Cláudio Nunes-Silva, Rafael Rocha, António Martins, Lúcia Ribeiro, João Nuak, Margarida Tavares, António Sarmento, Filipa Ceia, Cândida Abreu


Q fever (or query fever) is a zoonotic infectious disease with worldwide distribution transmitted by an intracellular Gram-negative bacterium, Coxiella burnetii. The most common identified sources of human infection are farm animals, such as sheep, goats and cattle. The disease is endemic in mainland Portugal, with most cases notified in the central and southern regions. Q fever is a complex and pleomorphic disease, with those affected presenting with a wide range of manifestations from acute self-limited flu-like symptoms with good prognosis to persistent localized forms that may harbor a poor prognosis. Cases might occur in an isolated fashion or following outbreaks with great public health repercussion, as seen recently in the Netherlands from 2007 to 2010. Given the complexity of this infection, there is no universal consensus to date on the best strategy to manage Q fever patients.

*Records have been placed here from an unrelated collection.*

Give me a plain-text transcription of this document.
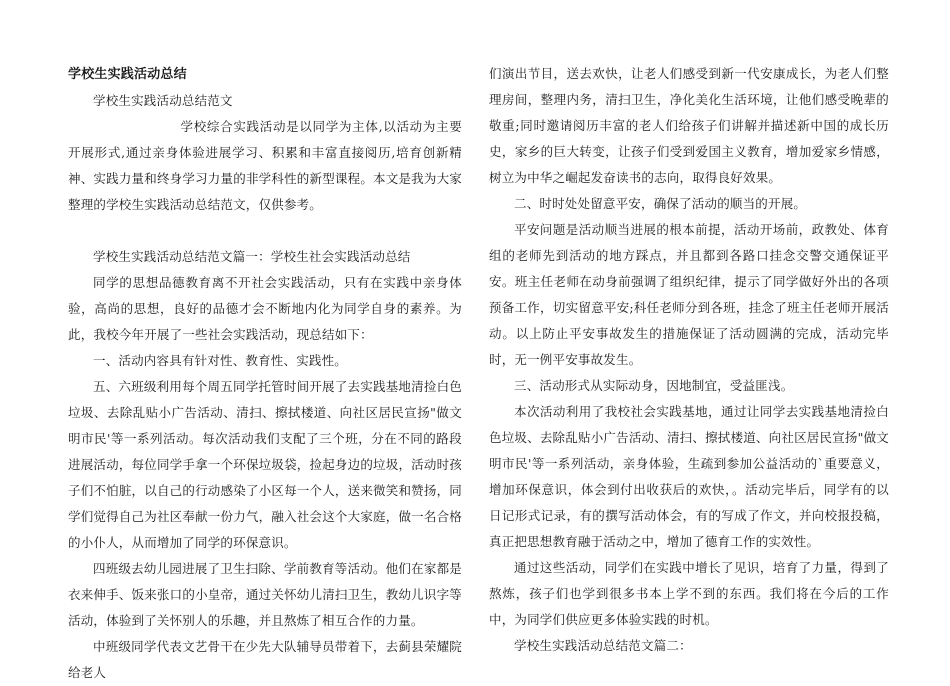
学校生实践活动总结

学校生实践活动总结范文

学校综合实践活动是以同学为主体,以活动为主要开展形式,通过亲身体验进展学习、积累和丰富直接阅历,培育创新精神、实践力量和终身学习力量的非学科性的新型课程。本文是我为大家整理的学校生实践活动总结范文，仅供参考。

学校生实践活动总结范文篇一：学校生社会实践活动总结

同学的思想品德教育离不开社会实践活动，只有在实践中亲身体验，高尚的思想，良好的品德才会不断地内化为同学自身的素养。为此，我校今年开展了一些社会实践活动，现总结如下：

一、活动内容具有针对性、教育性、实践性。

五、六班级利用每个周五同学托管时间开展了去实践基地清捡白色垃圾、去除乱贴小广告活动、清扫、擦拭楼道、向社区居民宣扬"做文明市民'等一系列活动。每次活动我们支配了三个班，分在不同的路段进展活动，每位同学手拿一个环保垃圾袋，捡起身边的垃圾，活动时孩子们不怕脏，以自己的行动感染了小区每一个人，送来微笑和赞扬，同学们觉得自己为社区奉献一份力气，融入社会这个大家庭，做一名合格的小仆人，从而增加了同学的环保意识。

四班级去幼儿园进展了卫生扫除、学前教育等活动。他们在家都是衣来伸手、饭来张口的小皇帝，通过关怀幼儿清扫卫生，教幼儿识字等活动，体验到了关怀别人的乐趣，并且熬炼了相互合作的力量。

中班级同学代表文艺骨干在少先大队辅导员带着下，去蓟县荣耀院给老人

们演出节目，送去欢快，让老人们感受到新一代安康成长，为老人们整理房间，整理内务，清扫卫生，净化美化生活环境，让他们感受晚辈的敬重;同时邀请阅历丰富的老人们给孩子们讲解并描述新中国的成长历史，家乡的巨大转变，让孩子们受到爱国主义教育，增加爱家乡情感，树立为中华之崛起发奋读书的志向，取得良好效果。

二、时时处处留意平安，确保了活动的顺当的开展。

平安问题是活动顺当进展的根本前提，活动开场前，政教处、体育组的老师先到活动的地方踩点，并且都到各路口挂念交警交通保证平安。班主任老师在动身前强调了组织纪律，提示了同学做好外出的各项预备工作，切实留意平安;科任老师分到各班，挂念了班主任老师开展活动。以上防止平安事故发生的措施保证了活动圆满的完成，活动完毕时，无一例平安事故发生。

三、活动形式从实际动身，因地制宜，受益匪浅。

本次活动利用了我校社会实践基地，通过让同学去实践基地清捡白色垃圾、去除乱贴小广告活动、清扫、擦拭楼道、向社区居民宣扬"做文明市民'等一系列活动，亲身体验，生疏到参加公益活动的`重要意义，增加环保意识，体会到付出收获后的欢快，。活动完毕后，同学有的以日记形式记录，有的撰写活动体会，有的写成了作文，并向校报投稿，真正把思想教育融于活动之中，增加了德育工作的实效性。

通过这些活动，同学们在实践中增长了见识，培育了力量，得到了熬炼，孩子们也学到很多书本上学不到的东西。我们将在今后的工作中，为同学们供应更多体验实践的时机。

学校生实践活动总结范文篇二：
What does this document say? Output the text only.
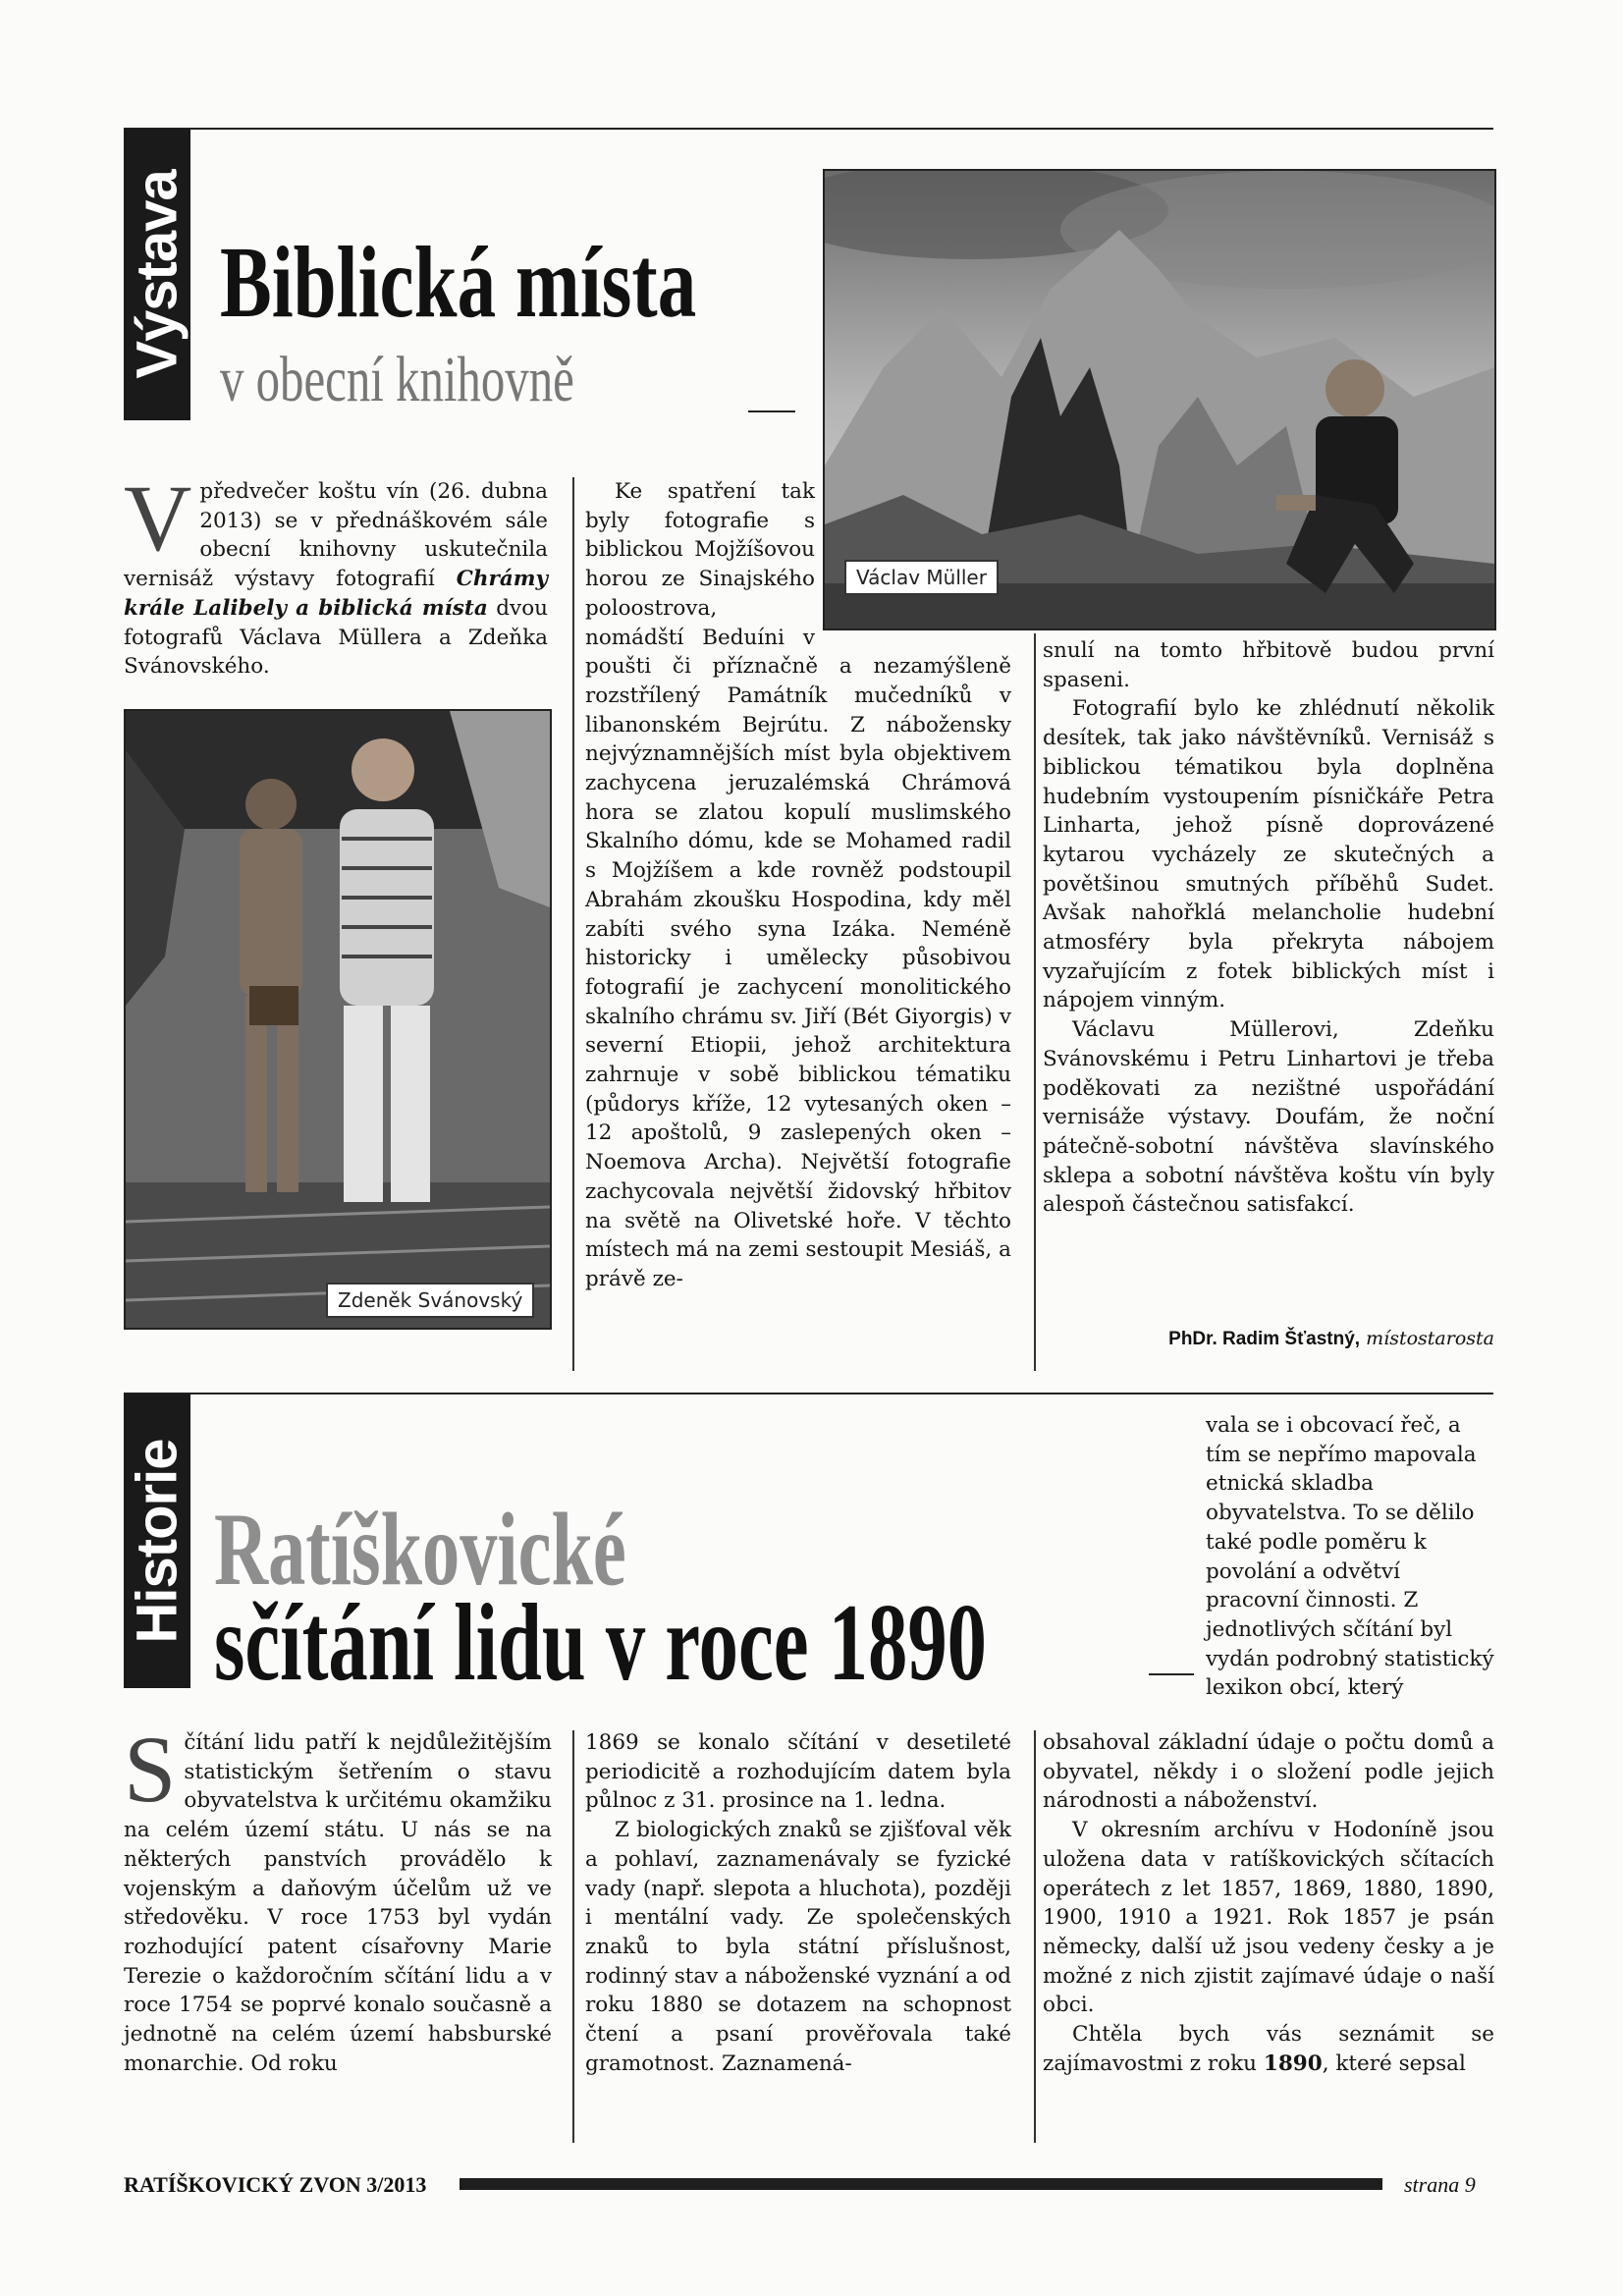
Výstava Biblická místa
v obecní knihovně
Václav Müller

V předvečer koštu vín (26. dubna 2013) se v přednáškovém sále obecní knihovny uskutečnila vernisáž výstavy fotografií Chrámy krále Lalibely a biblická místa dvou fotografů Václava Müllera a Zdeňka Svánovského.

Zdeněk Svánovský

Ke spatření tak byly fotografie s biblickou Mojžíšovou horou ze Sinajského poloostrova, nomádští Beduíni v poušti či příznačně a nezamýšleně rozstřílený Památník mučedníků v libanonském Bejrútu. Z nábožensky nejvýznamnějších míst byla objektivem zachycena jeruzalémská Chrámová hora se zlatou kopulí muslimského Skalního dómu, kde se Mohamed radil s Mojžíšem a kde rovněž podstoupil Abrahám zkoušku Hospodina, kdy měl zabíti svého syna Izáka. Neméně historicky i umělecky působivou fotografií je zachycení monolitického skalního chrámu sv. Jiří (Bét Giyorgis) v severní Etiopii, jehož architektura zahrnuje v sobě biblickou tématiku (půdorys kříže, 12 vytesaných oken – 12 apoštolů, 9 zaslepených oken – Noemova Archa). Největší fotografie zachycovala největší židovský hřbitov na světě na Olivetské hoře. V těchto místech má na zemi sestoupit Mesiáš, a právě ze-

snulí na tomto hřbitově budou první spaseni.

Fotografií bylo ke zhlédnutí několik desítek, tak jako návštěvníků. Vernisáž s biblickou tématikou byla doplněna hudebním vystoupením písničkáře Petra Linharta, jehož písně doprovázené kytarou vycházely ze skutečných a povětšinou smutných příběhů Sudet. Avšak nahořklá melancholie hudební atmosféry byla překryta nábojem vyzařujícím z fotek biblických míst i nápojem vinným.

Václavu Müllerovi, Zdeňku Svánovskému i Petru Linhartovi je třeba poděkovati za nezištné uspořádání vernisáže výstavy. Doufám, že noční pátečně-sobotní návštěva slavínského sklepa a sobotní návštěva koštu vín byly alespoň částečnou satisfakcí.

PhDr. Radim Šťastný, místostarosta
Historie Ratíškovické
sčítání lidu v roce 1890

vala se i obcovací řeč, a tím se nepřímo mapovala etnická skladba obyvatelstva. To se dělilo také podle poměru k povolání a odvětví pracovní činnosti. Z jednotlivých sčítání byl vydán podrobný statistický lexikon obcí, který

S čítání lidu patří k nejdůležitějším statistickým šetřením o stavu obyvatelstva k určitému okamžiku na celém území státu. U nás se na některých panstvích provádělo k vojenským a daňovým účelům už ve středověku. V roce 1753 byl vydán rozhodující patent císařovny Marie Terezie o každoročním sčítání lidu a v roce 1754 se poprvé konalo současně a jednotně na celém území habsburské monarchie. Od roku

1869 se konalo sčítání v desetileté periodicitě a rozhodujícím datem byla půlnoc z 31. prosince na 1. ledna.

Z biologických znaků se zjišťoval věk a pohlaví, zaznamenávaly se fyzické vady (např. slepota a hluchota), později i mentální vady. Ze společenských znaků to byla státní příslušnost, rodinný stav a náboženské vyznání a od roku 1880 se dotazem na schopnost čtení a psaní prověřovala také gramotnost. Zaznamená-

obsahoval základní údaje o počtu domů a obyvatel, někdy i o složení podle jejich národnosti a náboženství.

V okresním archívu v Hodoníně jsou uložena data v ratíškovických sčítacích operátech z let 1857, 1869, 1880, 1890, 1900, 1910 a 1921. Rok 1857 je psán německy, další už jsou vedeny česky a je možné z nich zjistit zajímavé údaje o naší obci.

Chtěla bych vás seznámit se zajímavostmi z roku 1890, které sepsal

RATÍŠKOVICKÝ ZVON 3/2013	strana 9
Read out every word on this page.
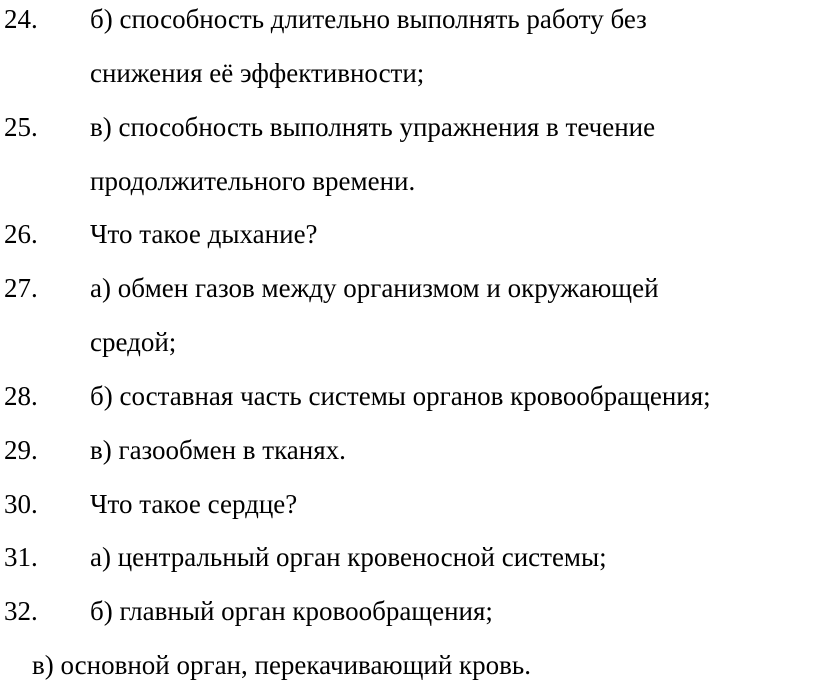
24. б) способность длительно выполнять работу без
снижения её эффективности;
25. в) способность выполнять упражнения в течение
продолжительного времени.
26. Что такое дыхание?
27. а) обмен газов между организмом и окружающей
средой;
28. б) составная часть системы органов кровообращения;
29. в) газообмен в тканях.
30. Что такое сердце?
31. а) центральный орган кровеносной системы;
32. б) главный орган кровообращения;
в) основной орган, перекачивающий кровь.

These guidelines provide recommendations regarding the treatment and follow-up of these patients, based on studies, on the author’s experience and on the opinion of international experts. The aim is to harmonize the management of these patients taking into account not only the clinical manifestations but also the risk factors of the host in order to reduce disease-associated morbidity and mortality.